>It has still been since June 15th that you decided to take the scissors to all that was around you. And I don’t know why today in particular it is extremely hard for me to even think about. This may even come out quite nonsensical in the end, but at this point I don’t even care much.
I have been so selfish lately. My own selfishness has gotten in the way and now it’s the point of pride vs. pride in this game. It has to stop now, because the enemy likes it far too much and he is just dragging you further, and my cold shoulder to this situation like a helping shove into those valleys. I think the things that I have tried to tell you have grown stale and tasteless to you, but I don’t care. I will never stop telling you how sorry I am to have been such a crappy sister to you. I wish I could take back every degrading thing I’ve ever told you before and I wish I never participated in the things that did not build you up.

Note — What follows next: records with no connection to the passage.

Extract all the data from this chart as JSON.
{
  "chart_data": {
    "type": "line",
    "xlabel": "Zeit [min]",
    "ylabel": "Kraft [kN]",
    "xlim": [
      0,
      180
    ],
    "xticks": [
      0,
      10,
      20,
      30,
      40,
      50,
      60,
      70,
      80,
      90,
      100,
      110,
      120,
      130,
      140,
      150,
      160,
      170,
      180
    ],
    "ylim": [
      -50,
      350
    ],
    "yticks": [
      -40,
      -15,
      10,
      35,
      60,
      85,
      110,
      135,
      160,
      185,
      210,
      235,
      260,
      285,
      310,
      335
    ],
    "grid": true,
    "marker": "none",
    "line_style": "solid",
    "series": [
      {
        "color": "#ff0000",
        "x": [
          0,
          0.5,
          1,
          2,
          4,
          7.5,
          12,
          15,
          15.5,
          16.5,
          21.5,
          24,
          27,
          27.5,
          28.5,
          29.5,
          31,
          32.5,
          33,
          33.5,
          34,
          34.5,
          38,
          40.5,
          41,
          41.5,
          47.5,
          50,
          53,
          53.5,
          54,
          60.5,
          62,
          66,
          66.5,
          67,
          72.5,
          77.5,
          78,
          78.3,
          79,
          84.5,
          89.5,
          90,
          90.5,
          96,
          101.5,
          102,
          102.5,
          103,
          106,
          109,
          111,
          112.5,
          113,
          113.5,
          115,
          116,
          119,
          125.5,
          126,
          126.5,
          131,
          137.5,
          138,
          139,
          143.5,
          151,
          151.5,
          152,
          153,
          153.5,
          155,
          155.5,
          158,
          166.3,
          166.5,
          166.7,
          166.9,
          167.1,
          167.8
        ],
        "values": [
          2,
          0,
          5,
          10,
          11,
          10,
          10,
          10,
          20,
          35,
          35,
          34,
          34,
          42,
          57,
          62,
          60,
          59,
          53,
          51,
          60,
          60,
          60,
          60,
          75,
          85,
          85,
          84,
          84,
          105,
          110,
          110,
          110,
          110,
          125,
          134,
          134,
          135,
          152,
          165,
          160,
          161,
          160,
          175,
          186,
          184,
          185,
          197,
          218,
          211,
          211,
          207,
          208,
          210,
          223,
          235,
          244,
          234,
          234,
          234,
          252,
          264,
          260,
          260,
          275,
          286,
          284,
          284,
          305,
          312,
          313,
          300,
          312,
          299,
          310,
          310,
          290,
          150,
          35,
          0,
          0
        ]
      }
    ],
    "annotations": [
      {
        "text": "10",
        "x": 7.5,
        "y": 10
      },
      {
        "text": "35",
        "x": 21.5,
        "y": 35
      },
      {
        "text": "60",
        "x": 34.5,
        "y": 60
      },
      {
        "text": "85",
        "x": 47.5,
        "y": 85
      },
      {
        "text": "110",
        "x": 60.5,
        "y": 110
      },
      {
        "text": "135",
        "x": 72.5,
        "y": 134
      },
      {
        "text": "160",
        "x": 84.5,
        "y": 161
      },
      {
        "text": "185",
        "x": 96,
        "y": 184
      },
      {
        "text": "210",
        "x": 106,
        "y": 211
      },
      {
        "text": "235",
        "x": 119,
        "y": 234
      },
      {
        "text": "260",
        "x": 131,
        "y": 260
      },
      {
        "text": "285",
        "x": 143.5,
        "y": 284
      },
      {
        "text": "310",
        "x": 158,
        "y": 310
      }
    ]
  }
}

While God was building you up, your own family was taking a hammer to it.
I think the thing that surprises me the most is how I was growing closer to God as you were loosening the strings to your relationship with Him… all at the same exact time. But again, I was too selfish to even notice. Slowly, you were making an exit and slowly I was beginning to see His glory. Now that you’ve taken your exit and now that you have decided to live this life that isn’t close to the way you know you should be living makes me so weary. I think it is because you know… like, you KNOW how you should be living but you decided that your rebellion needed to get out. Again, that is a lie that is picked up far too often. I already know that if something horrific were to happen, in a heartbeat you would ask for forgiveness from God and you would want back right then, because you could never doubt Him (I know this because you did agree). But still… you continue.
It’s to this point now where I have to put off my pride in this and continue to love you; love you until there are bruises and there is bleeding, because that is how much I love you. Even if I did not show it before. I will fight for you, because I cannot be another helping hand in this. You were created for so much more. Even my old birthday cards tell these stories. Your written scriptures, trying to encourage ME, the old unbeliever, to come to know God, because He knew His plans for me. I suppose now it is your turn… no matter how much I hate that, but God works out everything for His purpose. So one day, one very beautiful day, God will turn this around to glorify Him. You know what will be said?
“You intended to harm me, but God intended it for good to accomplish what is now being done. The saving of many lives.” Genesis 50:20
And it’s going to be beautiful, brother. And then the angels will rejoice… because you are back.